Les autres gardes à vue, soit plus de 500, étaient toujours en cours, a précisé le parquet.
La ministre de la Justice, Nicole Belloubet, a réfuté qu'il s'agissait d'«interpellations préventives».
«Les interpellations qui ont eu lieu hier, et qui ont donné lieu à des placements en garde à vue, résultent d'infractions», a expliqué la Garde des Sceaux.
Elle a également affirmé que ces «infractions» avaient été «constatées» au moment de contrôles d'identité ou à l'issue d'enquêtes lancées préalablement.

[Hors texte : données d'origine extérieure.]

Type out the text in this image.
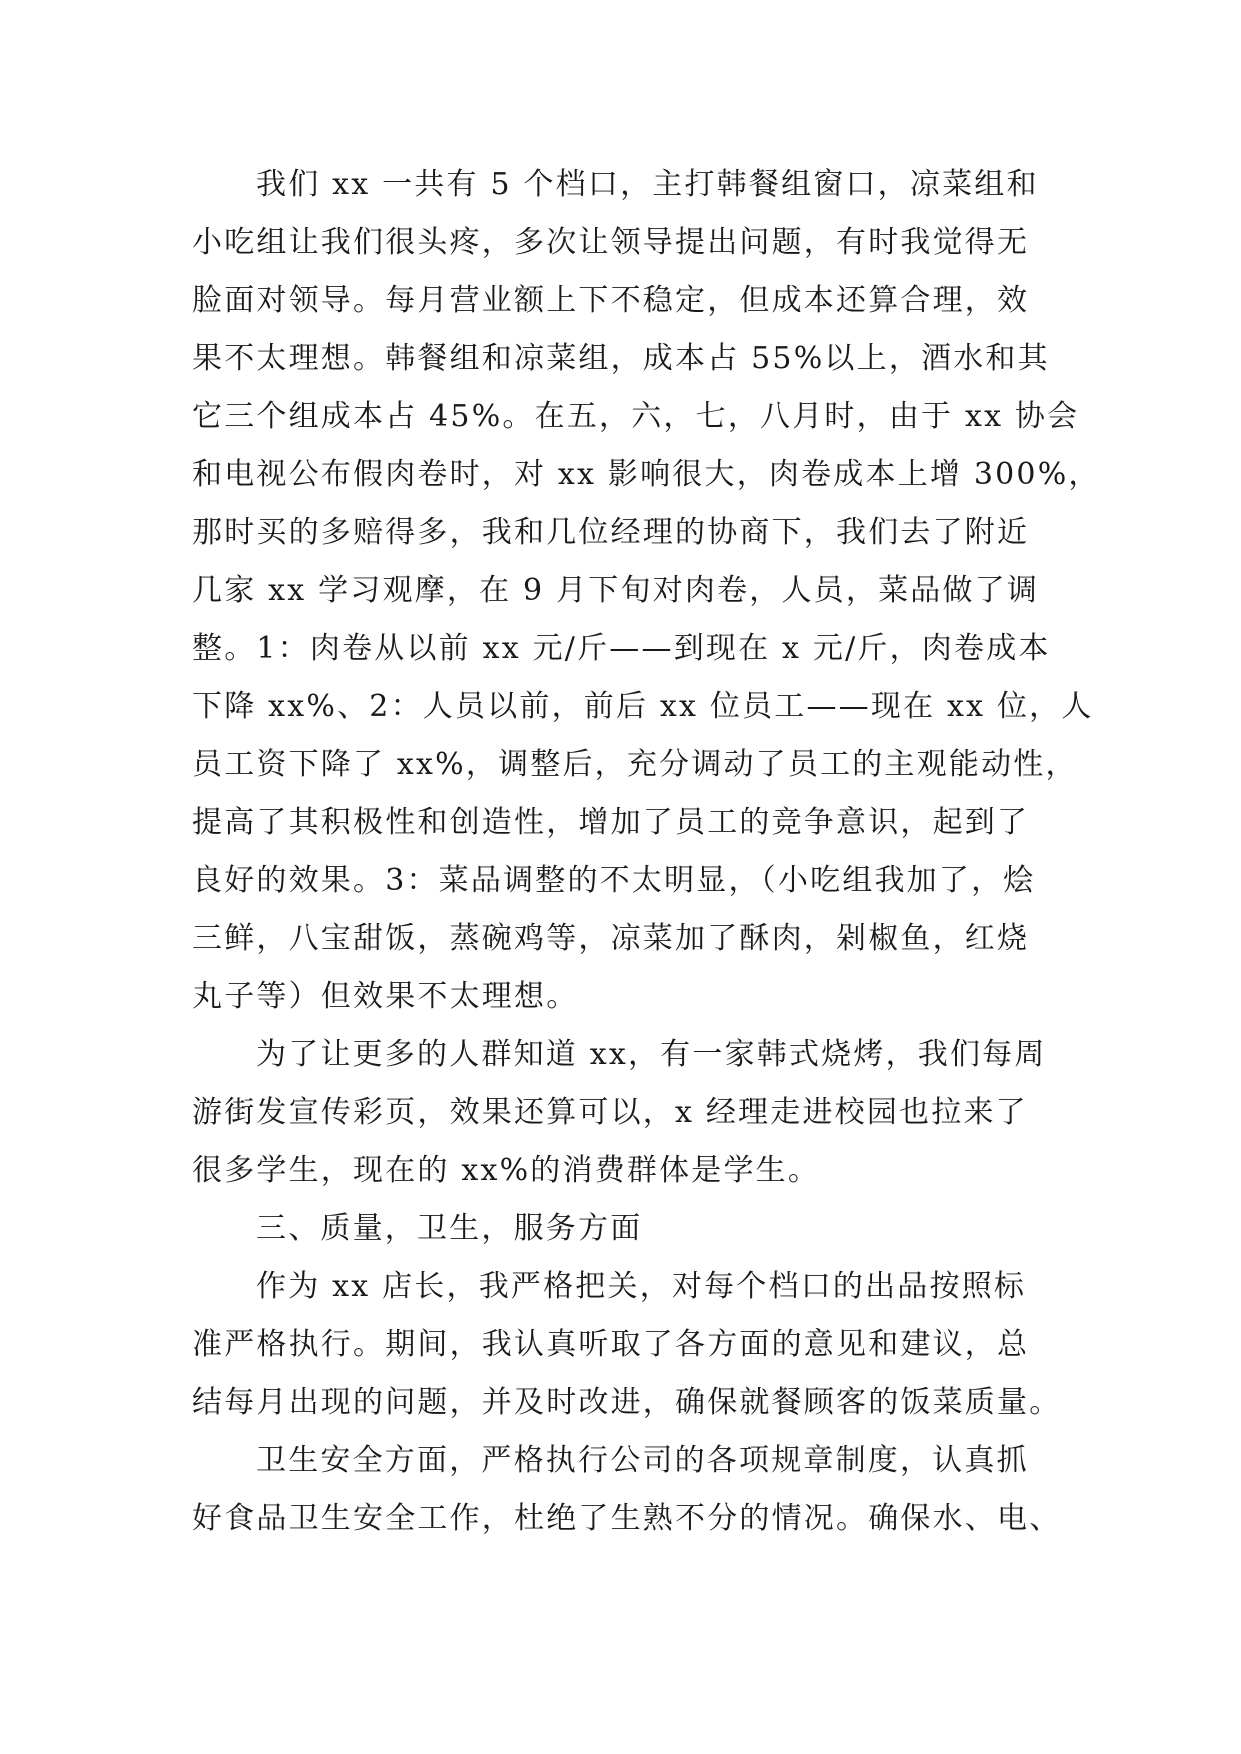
我们 xx 一共有 5 个档口，主打韩餐组窗口，凉菜组和
小吃组让我们很头疼，多次让领导提出问题，有时我觉得无
脸面对领导。每月营业额上下不稳定，但成本还算合理，效
果不太理想。韩餐组和凉菜组，成本占 55%以上，酒水和其
它三个组成本占 45%。在五，六，七，八月时，由于 xx 协会
和电视公布假肉卷时，对 xx 影响很大，肉卷成本上增 300%，
那时买的多赔得多，我和几位经理的协商下，我们去了附近
几家 xx 学习观摩，在 9 月下旬对肉卷，人员，菜品做了调
整。1：肉卷从以前 xx 元/斤——到现在 x 元/斤，肉卷成本
下降 xx%、2：人员以前，前后 xx 位员工——现在 xx 位，人
员工资下降了 xx%，调整后，充分调动了员工的主观能动性，
提高了其积极性和创造性，增加了员工的竞争意识，起到了
良好的效果。3：菜品调整的不太明显，（小吃组我加了，烩
三鲜，八宝甜饭，蒸碗鸡等，凉菜加了酥肉，剁椒鱼，红烧
丸子等）但效果不太理想。
为了让更多的人群知道 xx，有一家韩式烧烤，我们每周
游街发宣传彩页，效果还算可以，x 经理走进校园也拉来了
很多学生，现在的 xx%的消费群体是学生。
三、质量，卫生，服务方面
作为 xx 店长，我严格把关，对每个档口的出品按照标
准严格执行。期间，我认真听取了各方面的意见和建议，总
结每月出现的问题，并及时改进，确保就餐顾客的饭菜质量。
卫生安全方面，严格执行公司的各项规章制度，认真抓
好食品卫生安全工作，杜绝了生熟不分的情况。确保水、电、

Mais, côté avocats, on conteste la réalité de ces infractions.
«Mes clients, deux parents et leur enfant de 21 ans qui venaient d'Alsace, ont été arrêtés à la sortie de leur véhicule, dans le VIIIe arrondissement de Paris», a détaillé auprès de l'AFP Me Avi Bitton.
«Ils ont été fouillés, ils n'avaient rien sur eux. On leur a demandé d'ouvrir le coffre de la voiture, où il n'y avait que des casques de vélo en plastique, qui ne dissimulent pas le visage.»
La famille a été relâchée dans la soirée «sans poursuites».
Selon lui, les interpellations opérées dès samedi matin tôt s'apparentent davantage à «un outil de dissuasion vis-à-vis de la population française».
«A ce compte-là, on aurait pu interpeller tous les manifestants qui étaient à Paris hier. Nous sommes toujours en démocratie mais c'est une dérive autoritaire du gouvernement à laquelle on a assisté», a ajouté Me Bitton.
Au contraire, chez les forces de l'ordre, on faisait valoir que des boules de pétanque, des armes blanches ou des bâtons avaient pu être saisis en amont lors de contrôles en gare, dans la rue ou aux péages des autoroutes menant à Paris.